Imagine living in a repressive country in which the government blocked access to and suppressed internet content. You don’t need to move. It’s coming here but from private industry. This is, in many ways, more dangerous than government suppression of free speech because at least in the U.S. the government is subject to the First Amendment, and can be voted out of office.
On December 14, 2020, I further cautioned about the merging of the internet oligopolies and Democratic Party, and the need to shift the focus to organizing rather than continuing to contest the election:
The merging of the Democratic Party and the high tech oligarchs who control the flow of information is one of the most serious threats non-liberals have faced politically. They will hit the ground running. Will we?
They just hit the ground running, using the Capitol Hill riot as the pretext. And it is a pretext as demonstrated by singling out Parler, seeking to deplatform it from the internet and destroy it, even though liberal darlings like Facebook and Twitter are far more toxic.
Sinclair Lewis wrote a novel, “It Can’t Happen Here,” frequently used by liberals as a “prediction” of Trump. In fact, it’s more of a prediction of the loss of freedom that is happening now by tech oligologies choking speech in collusion with a political party.
Free speech and the ability to express political ideas is a societal pressure-relief valve. That relief valve is being slammed shut, and the consequences are entirely predictable, particularly combined with organized efforts to get Trump supporters fired and made unemployable.
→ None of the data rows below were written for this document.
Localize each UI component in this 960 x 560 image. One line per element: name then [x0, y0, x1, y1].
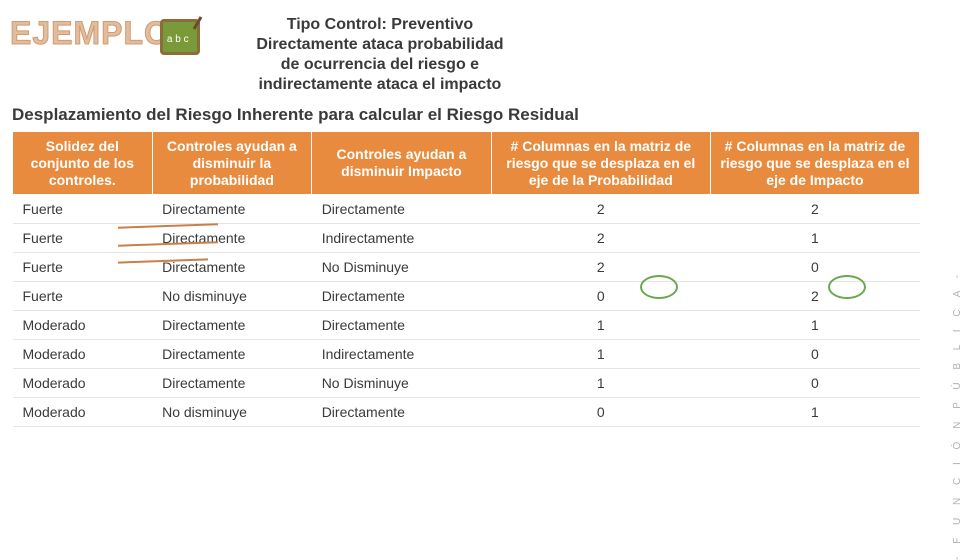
table-row: ModeradoDirectamenteNo Disminuye10	[13, 369, 920, 398]
table-cell: Directamente	[152, 224, 312, 253]
table-cell: 2	[491, 224, 710, 253]
table-body: FuerteDirectamenteDirectamente22FuerteDi…	[13, 195, 920, 427]
table-row: FuerteDirectamenteIndirectamente21	[13, 224, 920, 253]
chalkboard-icon: a b c	[160, 19, 200, 55]
table-header-cell: Controles ayudan a disminuir Impacto	[312, 132, 492, 195]
table-header-cell: Solidez del conjunto de los controles.	[13, 132, 153, 195]
table-cell: Directamente	[152, 311, 312, 340]
table-cell: 2	[710, 282, 919, 311]
tipo-control-label: Tipo Control:	[287, 16, 392, 33]
header-description: Tipo Control: Preventivo Directamente at…	[250, 15, 510, 95]
pointer-stick-icon	[193, 16, 203, 30]
board-letters: a b c	[167, 34, 189, 45]
table-cell: 1	[710, 311, 919, 340]
side-label: - F U N C I Ó N P Ú B L I C A -	[952, 270, 960, 560]
table-cell: No disminuye	[152, 282, 312, 311]
table-cell: Directamente	[152, 340, 312, 369]
table-cell: 1	[491, 369, 710, 398]
table-cell: No Disminuye	[312, 253, 492, 282]
table-cell: Fuerte	[13, 195, 153, 224]
table-cell: 2	[491, 195, 710, 224]
tipo-control-value: Preventivo	[391, 16, 473, 33]
table-cell: 0	[710, 369, 919, 398]
table-cell: 2	[710, 195, 919, 224]
table-cell: 2	[491, 253, 710, 282]
tipo-control-text: Directamente ataca probabilidad de ocurr…	[256, 36, 503, 93]
table-header-cell: # Columnas en la matriz de riesgo que se…	[710, 132, 919, 195]
table-cell: No disminuye	[152, 398, 312, 427]
table-cell: 0	[710, 253, 919, 282]
table-cell: 1	[491, 311, 710, 340]
table-cell: Fuerte	[13, 253, 153, 282]
table-cell: Fuerte	[13, 282, 153, 311]
table-cell: 1	[710, 398, 919, 427]
table-cell: Directamente	[152, 195, 312, 224]
table-cell: Directamente	[312, 311, 492, 340]
top-area: EJEMPLO a b c Tipo Control: Preventivo D…	[0, 0, 960, 95]
table-row: ModeradoDirectamenteIndirectamente10	[13, 340, 920, 369]
ejemplo-title: EJEMPLO	[10, 15, 170, 52]
table-cell: Moderado	[13, 340, 153, 369]
table-row: FuerteDirectamenteNo Disminuye20	[13, 253, 920, 282]
table-cell: Indirectamente	[312, 224, 492, 253]
table-cell: Fuerte	[13, 224, 153, 253]
table-cell: Moderado	[13, 311, 153, 340]
table-cell: Directamente	[152, 253, 312, 282]
table-header-cell: # Columnas en la matriz de riesgo que se…	[491, 132, 710, 195]
table-cell: 0	[710, 340, 919, 369]
table-cell: Directamente	[312, 195, 492, 224]
table-header-cell: Controles ayudan a disminuir la probabil…	[152, 132, 312, 195]
table-cell: 0	[491, 398, 710, 427]
table-row: FuerteNo disminuyeDirectamente02	[13, 282, 920, 311]
risk-table: Solidez del conjunto de los controles.Co…	[12, 131, 920, 427]
table-header-row: Solidez del conjunto de los controles.Co…	[13, 132, 920, 195]
table-row: ModeradoDirectamenteDirectamente11	[13, 311, 920, 340]
table-cell: 1	[491, 340, 710, 369]
table-row: FuerteDirectamenteDirectamente22	[13, 195, 920, 224]
table-cell: Moderado	[13, 369, 153, 398]
section-subtitle: Desplazamiento del Riesgo Inherente para…	[0, 95, 960, 131]
table-cell: Moderado	[13, 398, 153, 427]
table-cell: Directamente	[312, 398, 492, 427]
table-cell: Directamente	[152, 369, 312, 398]
table-cell: Directamente	[312, 282, 492, 311]
table-row: ModeradoNo disminuyeDirectamente01	[13, 398, 920, 427]
table-cell: No Disminuye	[312, 369, 492, 398]
table-cell: Indirectamente	[312, 340, 492, 369]
table-cell: 1	[710, 224, 919, 253]
table-cell: 0	[491, 282, 710, 311]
Democrats and their tech oligopoly friends are drunk with internet power, and feel all-powerful. If history shows us anything, it is that those who seek to repress free expression inevitably increase the repression, and the people repressed find a way to push back. In China, The Communist Party has increased repression through internet control and deplatforming dissenting voices through extensive social media monitoring. It can happen here, and it is. Tech oligopolies have learned well from the Chinese Communist Party.
Parler is the canary in the coal mine. Whether it surives or not, internet repression by tech oligopolies is making the national atmosphere more toxic by the day.